We start this week by reflecting on Paul’s prayer in Phil. 1:9-11: “...it is my prayer that your love may abound more and more, with knowledge and all discernment, so that you may approve what is excellent, and so be pure and blameless for the day of Christ, filled with the fruit of righteousness that comes through Jesus Christ, to the glory and praise of God.”

This is a short but dense prayer with a lot of important concepts. But essentially, Paul prayed that the Philippians’ love might abound more and more. Notice how Paul did not pray that they would know and experience God’s love more and more. He prayed that prayer a lot in different letters and occasions. But not here. Here, Paul did not pray for God’s love to abound more and more to the Philippians; he prayed that their love would abound more and more—not so much for them to receive God’s love as to give their love to others more and more. Of course, the two are inseparably connected: we cannot abound in love toward others unless we enjoy the abounding love of God toward us first: “We love because he first loved us” (1 John 4:19).

But it should be no surprise that he prayed this prayer. Love is central in Christian living. The greatest commandment is about love: “You shall love the Lord your God with all your heart and with all your soul and with all your mind” (Matt. 22:37). The second greatest commandment is about love as well: “You shall love your neighbor as yourself” (Matt. 22:39). The Ten Commandments are an expansion of these great commandments, further elaborating how we ought to love God (the 1st – 4th Commandments) and our neighbors (the 5th – 10th Commandments).

This prayer implies that we cannot love too much. Those, who love receiving love from others but love little, should grow in love more and more.
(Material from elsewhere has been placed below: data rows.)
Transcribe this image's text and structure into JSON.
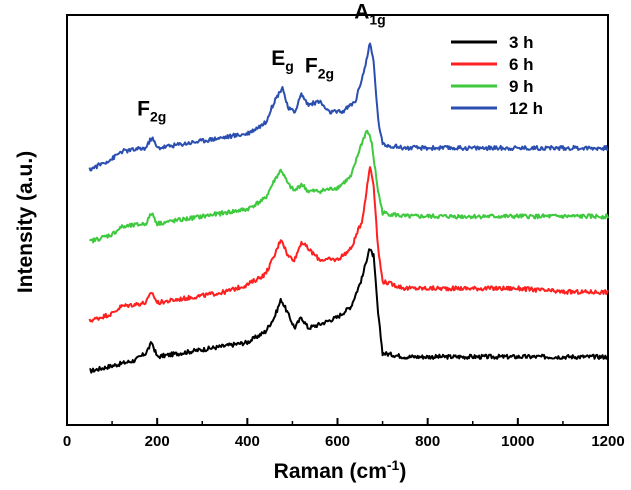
{
  "chart_data": {
    "type": "line",
    "xlabel": "Raman (cm",
    "xlabel_sup": "-1",
    "xlabel_close": ")",
    "ylabel": "Intensity (a.u.)",
    "xlim": [
      0,
      1200
    ],
    "ylim": [
      0,
      1
    ],
    "x_ticks": [
      "0",
      "200",
      "400",
      "600",
      "800",
      "1000",
      "1200"
    ],
    "y_ticks_shown": false,
    "grid": false,
    "legend_position": "top-right",
    "series": [
      {
        "name": "3 h",
        "color": "#000000",
        "points": [
          [
            50,
            0.08
          ],
          [
            100,
            0.095
          ],
          [
            150,
            0.11
          ],
          [
            175,
            0.13
          ],
          [
            188,
            0.16
          ],
          [
            200,
            0.12
          ],
          [
            250,
            0.13
          ],
          [
            300,
            0.14
          ],
          [
            350,
            0.15
          ],
          [
            400,
            0.16
          ],
          [
            440,
            0.19
          ],
          [
            460,
            0.23
          ],
          [
            475,
            0.28
          ],
          [
            490,
            0.24
          ],
          [
            505,
            0.2
          ],
          [
            520,
            0.23
          ],
          [
            535,
            0.2
          ],
          [
            560,
            0.21
          ],
          [
            600,
            0.23
          ],
          [
            630,
            0.26
          ],
          [
            655,
            0.34
          ],
          [
            670,
            0.42
          ],
          [
            680,
            0.4
          ],
          [
            690,
            0.24
          ],
          [
            700,
            0.13
          ],
          [
            750,
            0.12
          ],
          [
            800,
            0.12
          ],
          [
            900,
            0.12
          ],
          [
            1000,
            0.12
          ],
          [
            1100,
            0.12
          ],
          [
            1200,
            0.12
          ]
        ]
      },
      {
        "name": "6 h",
        "color": "#ff2020",
        "points": [
          [
            50,
            0.22
          ],
          [
            100,
            0.24
          ],
          [
            120,
            0.26
          ],
          [
            175,
            0.27
          ],
          [
            188,
            0.3
          ],
          [
            200,
            0.27
          ],
          [
            250,
            0.28
          ],
          [
            300,
            0.29
          ],
          [
            350,
            0.3
          ],
          [
            400,
            0.32
          ],
          [
            440,
            0.35
          ],
          [
            460,
            0.4
          ],
          [
            475,
            0.45
          ],
          [
            490,
            0.4
          ],
          [
            505,
            0.39
          ],
          [
            520,
            0.44
          ],
          [
            535,
            0.42
          ],
          [
            560,
            0.39
          ],
          [
            600,
            0.39
          ],
          [
            630,
            0.42
          ],
          [
            655,
            0.5
          ],
          [
            672,
            0.65
          ],
          [
            680,
            0.6
          ],
          [
            690,
            0.42
          ],
          [
            700,
            0.33
          ],
          [
            750,
            0.31
          ],
          [
            800,
            0.31
          ],
          [
            900,
            0.31
          ],
          [
            1000,
            0.31
          ],
          [
            1100,
            0.3
          ],
          [
            1200,
            0.3
          ]
        ]
      },
      {
        "name": "9 h",
        "color": "#3ec93e",
        "points": [
          [
            50,
            0.44
          ],
          [
            100,
            0.46
          ],
          [
            120,
            0.48
          ],
          [
            175,
            0.49
          ],
          [
            188,
            0.52
          ],
          [
            200,
            0.49
          ],
          [
            250,
            0.5
          ],
          [
            300,
            0.51
          ],
          [
            350,
            0.52
          ],
          [
            400,
            0.53
          ],
          [
            440,
            0.56
          ],
          [
            460,
            0.61
          ],
          [
            475,
            0.64
          ],
          [
            490,
            0.6
          ],
          [
            505,
            0.58
          ],
          [
            520,
            0.6
          ],
          [
            535,
            0.58
          ],
          [
            560,
            0.58
          ],
          [
            600,
            0.59
          ],
          [
            630,
            0.62
          ],
          [
            650,
            0.7
          ],
          [
            665,
            0.75
          ],
          [
            675,
            0.72
          ],
          [
            690,
            0.58
          ],
          [
            700,
            0.52
          ],
          [
            750,
            0.51
          ],
          [
            800,
            0.51
          ],
          [
            900,
            0.51
          ],
          [
            1000,
            0.51
          ],
          [
            1100,
            0.51
          ],
          [
            1200,
            0.51
          ]
        ]
      },
      {
        "name": "12 h",
        "color": "#2b4fb0",
        "points": [
          [
            50,
            0.64
          ],
          [
            100,
            0.67
          ],
          [
            120,
            0.69
          ],
          [
            175,
            0.7
          ],
          [
            188,
            0.73
          ],
          [
            200,
            0.7
          ],
          [
            250,
            0.71
          ],
          [
            300,
            0.72
          ],
          [
            350,
            0.73
          ],
          [
            400,
            0.74
          ],
          [
            440,
            0.77
          ],
          [
            460,
            0.83
          ],
          [
            478,
            0.87
          ],
          [
            490,
            0.81
          ],
          [
            505,
            0.8
          ],
          [
            520,
            0.85
          ],
          [
            535,
            0.82
          ],
          [
            560,
            0.83
          ],
          [
            580,
            0.8
          ],
          [
            610,
            0.8
          ],
          [
            640,
            0.83
          ],
          [
            660,
            0.92
          ],
          [
            672,
            0.99
          ],
          [
            680,
            0.94
          ],
          [
            690,
            0.78
          ],
          [
            700,
            0.71
          ],
          [
            750,
            0.7
          ],
          [
            800,
            0.7
          ],
          [
            900,
            0.7
          ],
          [
            1000,
            0.7
          ],
          [
            1100,
            0.7
          ],
          [
            1200,
            0.7
          ]
        ]
      }
    ],
    "annotations": [
      {
        "main": "F",
        "sub": "2g",
        "x": 188,
        "y": 0.79
      },
      {
        "main": "E",
        "sub": "g",
        "x": 478,
        "y": 0.93
      },
      {
        "main": "F",
        "sub": "2g",
        "x": 560,
        "y": 0.91
      },
      {
        "main": "A",
        "sub": "1g",
        "x": 672,
        "y": 1.06
      }
    ]
  }
}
But even those, who love much, need this prayer: their love, too, needs to abound more and more. This prayer may seem burdensome because love is not an easy thing to do. Love is all about counting others more significant than oneself in humility rather than doing things from selfish ambition or conceit, looking to the interests of others rather than looking only to one’s own interests (Phil. 2:3-4). The default posture of sinners is selfishness. For selfish sinners to love others in such a way is extremely hard.

But the paradox of love is that loving others is far more satisfying than being loved. This is not to discount the profound joy and the deep sense of acceptance and safety we feel when someone loves us. Rather, the paradox highlights how wonderful it must be to love others if it is even better than the great joy of being loved. Love has this particular character because God is love, because it overflows without ceasing from His infinite being rather than from a finite, needy soul. Paul’s petition implies that there is an infinite supply of love from where it comes from. Our love can abound more and more because true love comes from the heart of an infinite God, not from the heart of a finite, needy creature like us. And the only we can abound in love is when God’s love abounds in our hearts. We love because He first loved us (1 John 4:19).

Because we are needy creatures, we may learn to love only by being loved first. But because God is love, love grows, more by giving than receiving, more by sharing than by taking. This applies to our relationship with God, too. Nothing satisfies us better and more than God’s love for us. But our joy increases when we reciprocate God’s love, however imperfectly and insufficiently. This is not because our love for God is better, or more satisfying, than God’s love for us. But it is because God’s love perfects itself by enabling us to love Him: “...whoever keeps his word [which commands us to love Him and our neighbors], in him truly the love of God is perfected” (1 John 2:5).

Let us pray that our love would abound more and more as we grow in the knowledge and grace of our Lord Jesus Christ!